Coal combustion comprises a significant portion (68%) of Southern Company's generation capacity.

The toxins in CCW have been linked to cancer, organ failure, and other serious health problems. In October 2009, the U.S. Environmental Protection Agency (EPA) published a report finding that "Pollutants in coal combustion wastewater are of particular concern because they can occur in large quantities (i.e., total pounds) and at high concentrations ...in discharges and leachate to groundwater and surface waters."

The EPA has found evidence at over 60 sites in the U.S. that CCW has polluted ground and surface waters.

Recent reports by the New York Times and others have drawn attention to CCW's impact on the nation's waterways, as a result of leaking CCW storage sites or direct discharge into surrounding rivers and streams.

The Tennessee Valley Authority's (TVA) 1.1 billion gallon CCW spill in December 2008 that covered over 300 acres in eastern Tennessee with toxic sludge highlights the serious environmental risks associated with CCW. TVA estimates a total cleanup cost of $1.2 billion. This figure does not include the legal claims that have arisen in the spill's aftermath.
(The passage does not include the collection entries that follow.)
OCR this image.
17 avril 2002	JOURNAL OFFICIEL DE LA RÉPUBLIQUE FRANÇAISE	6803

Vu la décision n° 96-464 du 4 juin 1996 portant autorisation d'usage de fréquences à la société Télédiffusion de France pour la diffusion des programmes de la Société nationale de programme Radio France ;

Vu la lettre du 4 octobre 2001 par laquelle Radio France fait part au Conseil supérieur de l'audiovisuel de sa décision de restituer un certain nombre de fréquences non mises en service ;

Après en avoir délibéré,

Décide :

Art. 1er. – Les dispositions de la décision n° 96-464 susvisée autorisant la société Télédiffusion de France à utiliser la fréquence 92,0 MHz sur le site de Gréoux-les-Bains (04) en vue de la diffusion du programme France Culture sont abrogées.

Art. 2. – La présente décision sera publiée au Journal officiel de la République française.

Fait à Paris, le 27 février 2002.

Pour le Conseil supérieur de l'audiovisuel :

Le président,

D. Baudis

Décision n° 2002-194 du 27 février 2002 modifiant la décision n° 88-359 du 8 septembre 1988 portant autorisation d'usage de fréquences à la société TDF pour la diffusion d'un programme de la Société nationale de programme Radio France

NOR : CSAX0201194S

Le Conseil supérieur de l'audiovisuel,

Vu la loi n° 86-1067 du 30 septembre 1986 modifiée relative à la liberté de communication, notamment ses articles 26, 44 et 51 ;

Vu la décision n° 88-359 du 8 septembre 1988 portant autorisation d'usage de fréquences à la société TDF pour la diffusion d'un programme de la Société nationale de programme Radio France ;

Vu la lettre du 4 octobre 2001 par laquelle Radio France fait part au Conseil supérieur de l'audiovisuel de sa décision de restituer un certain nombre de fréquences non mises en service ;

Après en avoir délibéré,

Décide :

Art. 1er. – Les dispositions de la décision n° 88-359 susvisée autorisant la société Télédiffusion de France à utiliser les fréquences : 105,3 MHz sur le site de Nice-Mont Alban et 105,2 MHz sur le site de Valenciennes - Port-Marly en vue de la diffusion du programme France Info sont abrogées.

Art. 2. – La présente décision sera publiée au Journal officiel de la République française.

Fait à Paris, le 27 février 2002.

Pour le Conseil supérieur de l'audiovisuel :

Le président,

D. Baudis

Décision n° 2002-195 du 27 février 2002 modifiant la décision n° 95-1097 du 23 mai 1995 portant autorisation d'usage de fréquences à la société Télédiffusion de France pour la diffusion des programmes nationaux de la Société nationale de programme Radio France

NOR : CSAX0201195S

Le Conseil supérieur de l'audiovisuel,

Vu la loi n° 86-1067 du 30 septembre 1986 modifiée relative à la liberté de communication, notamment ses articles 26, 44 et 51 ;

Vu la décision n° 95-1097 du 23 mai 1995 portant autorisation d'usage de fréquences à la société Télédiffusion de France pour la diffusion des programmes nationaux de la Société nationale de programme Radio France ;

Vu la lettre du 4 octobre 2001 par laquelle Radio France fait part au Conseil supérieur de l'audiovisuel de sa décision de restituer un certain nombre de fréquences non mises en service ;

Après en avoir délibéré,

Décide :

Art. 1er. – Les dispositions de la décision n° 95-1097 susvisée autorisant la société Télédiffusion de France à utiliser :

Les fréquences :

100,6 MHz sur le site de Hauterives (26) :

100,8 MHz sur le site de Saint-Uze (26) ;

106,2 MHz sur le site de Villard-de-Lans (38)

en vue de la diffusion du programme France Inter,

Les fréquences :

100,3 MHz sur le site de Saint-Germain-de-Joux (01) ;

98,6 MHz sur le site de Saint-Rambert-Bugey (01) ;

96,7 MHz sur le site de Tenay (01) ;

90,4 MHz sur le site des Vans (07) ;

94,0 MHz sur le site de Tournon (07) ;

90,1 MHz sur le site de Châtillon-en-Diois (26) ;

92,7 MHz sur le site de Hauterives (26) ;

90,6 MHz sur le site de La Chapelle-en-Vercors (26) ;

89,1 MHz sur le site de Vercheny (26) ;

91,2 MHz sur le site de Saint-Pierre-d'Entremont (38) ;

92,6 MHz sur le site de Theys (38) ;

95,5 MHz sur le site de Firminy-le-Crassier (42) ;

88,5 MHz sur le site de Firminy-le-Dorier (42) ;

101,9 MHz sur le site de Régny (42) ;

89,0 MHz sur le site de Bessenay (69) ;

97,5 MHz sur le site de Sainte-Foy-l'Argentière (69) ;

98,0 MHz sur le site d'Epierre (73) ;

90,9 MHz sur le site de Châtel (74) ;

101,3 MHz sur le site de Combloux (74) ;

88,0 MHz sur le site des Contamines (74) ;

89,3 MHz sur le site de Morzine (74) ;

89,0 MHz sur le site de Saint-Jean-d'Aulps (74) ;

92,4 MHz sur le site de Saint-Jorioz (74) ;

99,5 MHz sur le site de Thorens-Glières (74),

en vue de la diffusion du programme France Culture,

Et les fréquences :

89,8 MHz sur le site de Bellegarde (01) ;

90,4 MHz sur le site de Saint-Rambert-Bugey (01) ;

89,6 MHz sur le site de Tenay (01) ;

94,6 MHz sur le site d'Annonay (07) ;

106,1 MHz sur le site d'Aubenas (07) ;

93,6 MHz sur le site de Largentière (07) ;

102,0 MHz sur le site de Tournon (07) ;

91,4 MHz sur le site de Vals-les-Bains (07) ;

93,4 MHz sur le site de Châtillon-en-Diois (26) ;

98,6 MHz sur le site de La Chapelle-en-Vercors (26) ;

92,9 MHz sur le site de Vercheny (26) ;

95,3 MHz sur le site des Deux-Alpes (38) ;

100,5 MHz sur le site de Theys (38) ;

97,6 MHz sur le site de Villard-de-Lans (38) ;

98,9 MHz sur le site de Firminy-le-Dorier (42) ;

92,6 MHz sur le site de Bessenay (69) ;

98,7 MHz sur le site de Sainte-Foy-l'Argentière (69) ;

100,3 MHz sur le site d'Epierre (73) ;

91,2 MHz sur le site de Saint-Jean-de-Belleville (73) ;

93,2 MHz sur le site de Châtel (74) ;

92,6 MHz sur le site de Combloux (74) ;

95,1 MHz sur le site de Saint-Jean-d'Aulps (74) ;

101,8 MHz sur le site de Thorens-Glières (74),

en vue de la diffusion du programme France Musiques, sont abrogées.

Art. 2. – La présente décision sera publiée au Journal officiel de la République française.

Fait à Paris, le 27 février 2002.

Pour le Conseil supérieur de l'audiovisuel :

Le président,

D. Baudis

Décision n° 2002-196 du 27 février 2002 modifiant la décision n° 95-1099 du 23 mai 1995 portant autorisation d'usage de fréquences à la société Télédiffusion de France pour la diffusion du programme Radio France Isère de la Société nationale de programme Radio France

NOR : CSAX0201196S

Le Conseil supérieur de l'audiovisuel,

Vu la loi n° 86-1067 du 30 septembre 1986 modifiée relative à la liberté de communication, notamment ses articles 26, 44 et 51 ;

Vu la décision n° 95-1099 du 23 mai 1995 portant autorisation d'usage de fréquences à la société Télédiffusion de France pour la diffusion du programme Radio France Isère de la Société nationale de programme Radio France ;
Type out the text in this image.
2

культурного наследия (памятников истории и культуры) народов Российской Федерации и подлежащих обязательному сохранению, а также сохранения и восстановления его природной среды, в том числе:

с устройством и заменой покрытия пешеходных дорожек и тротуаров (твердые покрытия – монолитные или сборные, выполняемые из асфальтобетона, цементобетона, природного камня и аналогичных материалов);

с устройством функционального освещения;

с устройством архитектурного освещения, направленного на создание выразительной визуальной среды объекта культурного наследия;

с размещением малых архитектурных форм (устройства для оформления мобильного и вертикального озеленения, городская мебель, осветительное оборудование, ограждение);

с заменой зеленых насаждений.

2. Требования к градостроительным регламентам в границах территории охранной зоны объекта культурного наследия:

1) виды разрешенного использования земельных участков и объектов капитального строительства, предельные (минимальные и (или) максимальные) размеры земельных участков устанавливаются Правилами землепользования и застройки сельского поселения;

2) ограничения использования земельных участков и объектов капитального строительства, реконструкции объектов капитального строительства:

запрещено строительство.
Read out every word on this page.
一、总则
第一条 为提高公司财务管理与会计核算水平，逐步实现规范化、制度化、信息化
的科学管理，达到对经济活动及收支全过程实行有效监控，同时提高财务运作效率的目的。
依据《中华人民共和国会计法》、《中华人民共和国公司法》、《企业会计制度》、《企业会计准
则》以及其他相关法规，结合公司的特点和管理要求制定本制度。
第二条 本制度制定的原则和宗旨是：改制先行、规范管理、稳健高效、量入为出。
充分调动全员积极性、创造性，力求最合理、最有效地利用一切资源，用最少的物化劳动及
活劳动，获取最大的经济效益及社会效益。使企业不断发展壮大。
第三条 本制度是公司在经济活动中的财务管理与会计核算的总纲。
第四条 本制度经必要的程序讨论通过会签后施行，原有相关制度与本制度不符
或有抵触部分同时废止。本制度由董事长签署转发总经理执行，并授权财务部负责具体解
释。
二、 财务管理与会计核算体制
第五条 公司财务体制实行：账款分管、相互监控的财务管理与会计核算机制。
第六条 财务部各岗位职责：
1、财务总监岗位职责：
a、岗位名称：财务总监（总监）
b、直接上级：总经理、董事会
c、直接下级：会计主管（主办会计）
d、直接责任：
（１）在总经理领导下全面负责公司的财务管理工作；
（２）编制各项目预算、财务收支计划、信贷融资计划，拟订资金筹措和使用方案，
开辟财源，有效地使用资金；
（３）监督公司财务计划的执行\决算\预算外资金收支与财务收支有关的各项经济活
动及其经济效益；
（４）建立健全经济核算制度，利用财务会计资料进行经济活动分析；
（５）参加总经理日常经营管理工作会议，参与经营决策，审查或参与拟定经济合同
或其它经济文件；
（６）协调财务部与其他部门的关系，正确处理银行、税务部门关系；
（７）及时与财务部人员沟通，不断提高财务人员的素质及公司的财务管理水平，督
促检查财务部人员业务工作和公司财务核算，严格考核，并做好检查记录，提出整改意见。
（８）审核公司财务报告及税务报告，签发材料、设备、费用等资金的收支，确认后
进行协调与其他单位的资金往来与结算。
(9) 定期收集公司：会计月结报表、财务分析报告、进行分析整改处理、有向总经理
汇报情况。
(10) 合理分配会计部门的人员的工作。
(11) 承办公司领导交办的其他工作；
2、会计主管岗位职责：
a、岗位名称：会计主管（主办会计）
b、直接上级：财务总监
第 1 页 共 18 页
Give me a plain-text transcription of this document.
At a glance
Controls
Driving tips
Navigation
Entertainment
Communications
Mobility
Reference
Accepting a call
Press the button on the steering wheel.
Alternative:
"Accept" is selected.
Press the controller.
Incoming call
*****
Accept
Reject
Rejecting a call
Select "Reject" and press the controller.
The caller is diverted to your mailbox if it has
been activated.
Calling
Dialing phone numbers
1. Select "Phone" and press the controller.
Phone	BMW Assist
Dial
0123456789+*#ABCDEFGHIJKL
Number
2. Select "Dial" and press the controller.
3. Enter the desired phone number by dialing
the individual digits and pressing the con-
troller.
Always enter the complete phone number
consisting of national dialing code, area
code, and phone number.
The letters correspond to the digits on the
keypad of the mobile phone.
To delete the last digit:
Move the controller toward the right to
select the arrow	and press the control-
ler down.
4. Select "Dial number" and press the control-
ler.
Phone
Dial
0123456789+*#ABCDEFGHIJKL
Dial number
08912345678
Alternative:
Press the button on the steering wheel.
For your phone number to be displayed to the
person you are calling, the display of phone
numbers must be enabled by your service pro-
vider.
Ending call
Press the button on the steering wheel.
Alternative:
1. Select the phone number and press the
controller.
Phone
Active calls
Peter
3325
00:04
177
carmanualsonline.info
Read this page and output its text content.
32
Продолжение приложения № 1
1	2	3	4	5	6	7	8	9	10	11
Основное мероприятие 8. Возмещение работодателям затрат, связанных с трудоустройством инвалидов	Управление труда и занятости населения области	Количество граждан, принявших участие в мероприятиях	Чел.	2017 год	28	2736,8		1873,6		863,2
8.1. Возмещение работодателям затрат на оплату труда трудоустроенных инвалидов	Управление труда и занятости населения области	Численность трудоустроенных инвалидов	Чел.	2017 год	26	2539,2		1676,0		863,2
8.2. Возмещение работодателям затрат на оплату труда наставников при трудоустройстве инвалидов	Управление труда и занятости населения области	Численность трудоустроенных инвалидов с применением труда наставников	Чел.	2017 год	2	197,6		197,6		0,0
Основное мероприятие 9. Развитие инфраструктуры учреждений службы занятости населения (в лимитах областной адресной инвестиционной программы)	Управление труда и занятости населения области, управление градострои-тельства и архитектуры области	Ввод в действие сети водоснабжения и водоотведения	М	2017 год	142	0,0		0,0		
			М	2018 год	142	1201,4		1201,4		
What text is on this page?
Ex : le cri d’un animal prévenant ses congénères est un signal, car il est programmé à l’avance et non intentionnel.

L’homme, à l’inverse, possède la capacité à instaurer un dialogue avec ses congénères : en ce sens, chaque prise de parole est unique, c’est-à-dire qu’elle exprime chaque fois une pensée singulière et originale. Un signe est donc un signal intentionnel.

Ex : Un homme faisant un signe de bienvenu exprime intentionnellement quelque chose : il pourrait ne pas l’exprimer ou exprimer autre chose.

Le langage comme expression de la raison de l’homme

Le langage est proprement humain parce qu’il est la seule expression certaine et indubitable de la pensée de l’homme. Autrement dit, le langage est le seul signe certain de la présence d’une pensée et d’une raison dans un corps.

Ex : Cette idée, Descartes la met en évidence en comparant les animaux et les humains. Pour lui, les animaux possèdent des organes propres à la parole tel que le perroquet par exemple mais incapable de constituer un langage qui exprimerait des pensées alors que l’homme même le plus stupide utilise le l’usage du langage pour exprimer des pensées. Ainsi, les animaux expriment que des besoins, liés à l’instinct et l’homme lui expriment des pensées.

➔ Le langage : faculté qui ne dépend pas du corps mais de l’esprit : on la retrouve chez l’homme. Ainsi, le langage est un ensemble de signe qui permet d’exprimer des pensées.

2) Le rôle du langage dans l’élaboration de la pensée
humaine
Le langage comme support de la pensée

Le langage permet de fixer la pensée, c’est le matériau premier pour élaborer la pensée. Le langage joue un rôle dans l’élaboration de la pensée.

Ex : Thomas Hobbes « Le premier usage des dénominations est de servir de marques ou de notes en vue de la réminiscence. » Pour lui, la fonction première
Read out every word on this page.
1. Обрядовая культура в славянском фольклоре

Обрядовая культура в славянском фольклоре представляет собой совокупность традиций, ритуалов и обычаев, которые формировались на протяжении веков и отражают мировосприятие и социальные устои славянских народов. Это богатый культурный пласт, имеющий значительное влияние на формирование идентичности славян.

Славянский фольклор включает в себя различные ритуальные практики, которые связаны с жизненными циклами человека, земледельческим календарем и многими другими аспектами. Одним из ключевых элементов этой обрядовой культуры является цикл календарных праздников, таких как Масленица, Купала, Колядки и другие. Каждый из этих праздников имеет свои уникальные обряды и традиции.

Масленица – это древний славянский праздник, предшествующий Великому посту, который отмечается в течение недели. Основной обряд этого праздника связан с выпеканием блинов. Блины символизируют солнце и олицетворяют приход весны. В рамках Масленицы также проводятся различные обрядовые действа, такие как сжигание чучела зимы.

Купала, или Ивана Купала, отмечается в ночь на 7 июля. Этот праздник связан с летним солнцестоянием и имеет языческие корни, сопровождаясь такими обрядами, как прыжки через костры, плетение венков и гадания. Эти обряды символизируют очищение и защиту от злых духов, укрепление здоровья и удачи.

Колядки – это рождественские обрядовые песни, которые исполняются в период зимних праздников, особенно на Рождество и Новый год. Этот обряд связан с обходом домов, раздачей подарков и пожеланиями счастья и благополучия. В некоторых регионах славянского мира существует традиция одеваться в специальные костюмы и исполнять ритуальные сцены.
Our company also re-uses a significant portion of its CCW. While dry CCW has several beneficial re-uses, such as in concrete and pavement, it can also pose public health and environmental risks in the dry form.

The EPA plans to determine by the end of 2009 whether certain power plant by-products such as coal ash should be treated as hazardous waste, which would subject CCW to stricter regulations.

The EPA has identified over 580 CCW impoundment facilities around the country. At least 49 of these have been rated by the National Inventory of Dams (NID) as "high hazard potential" sites, where a dam breach would likely result in a loss of human life and significant environmental consequences.  According to our company's filings with the EPA, our company operates at least 18 CCW impoundments. One of these ponds, operated by Georgia Power, has been labeled "high hazard potential" by the NID.

Our company has withheld information about inspections and size of its ponds as confidential, despite disclosure of inspection information by all other responding companies, keeping shareholders in the dark about possible risks.

RESOLVED: Shareholders request that the Board prepare a report on the company's efforts, above and beyond current compliance, to reduce environmental and health hazards associated with coal combustion waste, and how those efforts may reduce legal, reputational and other risks to the company's finances and operations. This report should be available to shareholders by August 2010, be prepared at reasonable cost, and omit confidential information such as proprietary data or legal strategy.